Designing Structures that Maximize Spatially Averaged Surface-Enhanced Raman Spectra

TL;DR

This paper introduces a framework for designing nanopatterned surfaces that maximize the average SERS signal across randomly distributed molecules, significantly outperforming traditional designs.

Contribution

It develops a general inverse design method for SERS surfaces that accounts for spatial averaging and nonlinear damage, leading to novel, highly effective structures.

Findings

Optimized structures outperform coated spheres and bowtie structures by 4 times.

Including nonlinear damage effects increases performance gains to 20 times.

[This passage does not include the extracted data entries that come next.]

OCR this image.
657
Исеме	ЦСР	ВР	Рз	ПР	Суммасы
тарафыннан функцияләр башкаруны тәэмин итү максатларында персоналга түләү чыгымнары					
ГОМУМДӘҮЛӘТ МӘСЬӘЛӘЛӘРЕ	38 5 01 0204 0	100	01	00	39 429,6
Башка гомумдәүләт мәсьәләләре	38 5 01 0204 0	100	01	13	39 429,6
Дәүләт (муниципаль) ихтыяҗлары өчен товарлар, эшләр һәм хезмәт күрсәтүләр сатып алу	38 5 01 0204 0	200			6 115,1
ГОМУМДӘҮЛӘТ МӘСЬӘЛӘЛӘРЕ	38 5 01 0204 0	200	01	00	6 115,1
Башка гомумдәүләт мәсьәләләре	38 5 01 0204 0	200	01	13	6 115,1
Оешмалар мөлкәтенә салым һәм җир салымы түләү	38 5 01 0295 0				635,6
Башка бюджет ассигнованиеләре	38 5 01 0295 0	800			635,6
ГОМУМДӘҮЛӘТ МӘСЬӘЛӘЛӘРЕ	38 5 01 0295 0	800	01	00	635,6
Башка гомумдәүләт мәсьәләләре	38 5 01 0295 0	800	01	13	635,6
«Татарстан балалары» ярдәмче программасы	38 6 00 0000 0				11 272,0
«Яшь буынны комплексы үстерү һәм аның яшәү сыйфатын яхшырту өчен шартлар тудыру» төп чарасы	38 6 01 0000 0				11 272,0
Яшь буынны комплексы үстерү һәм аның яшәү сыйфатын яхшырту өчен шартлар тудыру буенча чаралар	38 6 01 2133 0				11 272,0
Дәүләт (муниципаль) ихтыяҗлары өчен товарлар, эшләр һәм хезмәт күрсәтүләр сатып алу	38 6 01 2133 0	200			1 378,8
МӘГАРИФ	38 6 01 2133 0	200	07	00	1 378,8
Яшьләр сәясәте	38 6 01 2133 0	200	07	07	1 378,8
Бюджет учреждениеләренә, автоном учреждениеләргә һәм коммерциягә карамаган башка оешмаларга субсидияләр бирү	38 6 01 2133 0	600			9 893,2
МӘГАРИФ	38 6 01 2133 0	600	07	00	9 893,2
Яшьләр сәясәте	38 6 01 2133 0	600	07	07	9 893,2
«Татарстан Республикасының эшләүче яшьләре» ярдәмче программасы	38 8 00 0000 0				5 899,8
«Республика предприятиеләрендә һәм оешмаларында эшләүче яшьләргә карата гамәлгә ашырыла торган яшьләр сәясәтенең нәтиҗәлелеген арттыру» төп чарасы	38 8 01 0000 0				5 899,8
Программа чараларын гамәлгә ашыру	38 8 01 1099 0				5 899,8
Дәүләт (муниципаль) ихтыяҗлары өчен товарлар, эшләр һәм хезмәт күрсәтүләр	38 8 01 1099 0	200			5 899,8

Designs improve hot-spot density and angular selectivity for enhanced SERS signals.

Abstract

We present a general framework for inverse design of nanopatterned surfaces that maximize spatially averaged surface-enhanced Raman (SERS) spectra from molecules distributed randomly throughout a material or fluid, building upon a recently proposed trace formulation for optimizing incoherent emission. This leads to radically different designs than optimizing SERS emission at a single known location, as we illustrate using several 2D design problems addressing effects of hot-spot density, angular selectivity, and nonlinear damage. We obtain optimized structures that perform about 4 times better than coating with optimized spheres or bowtie structures and about 20 times better when the nonlinear damage effects are included.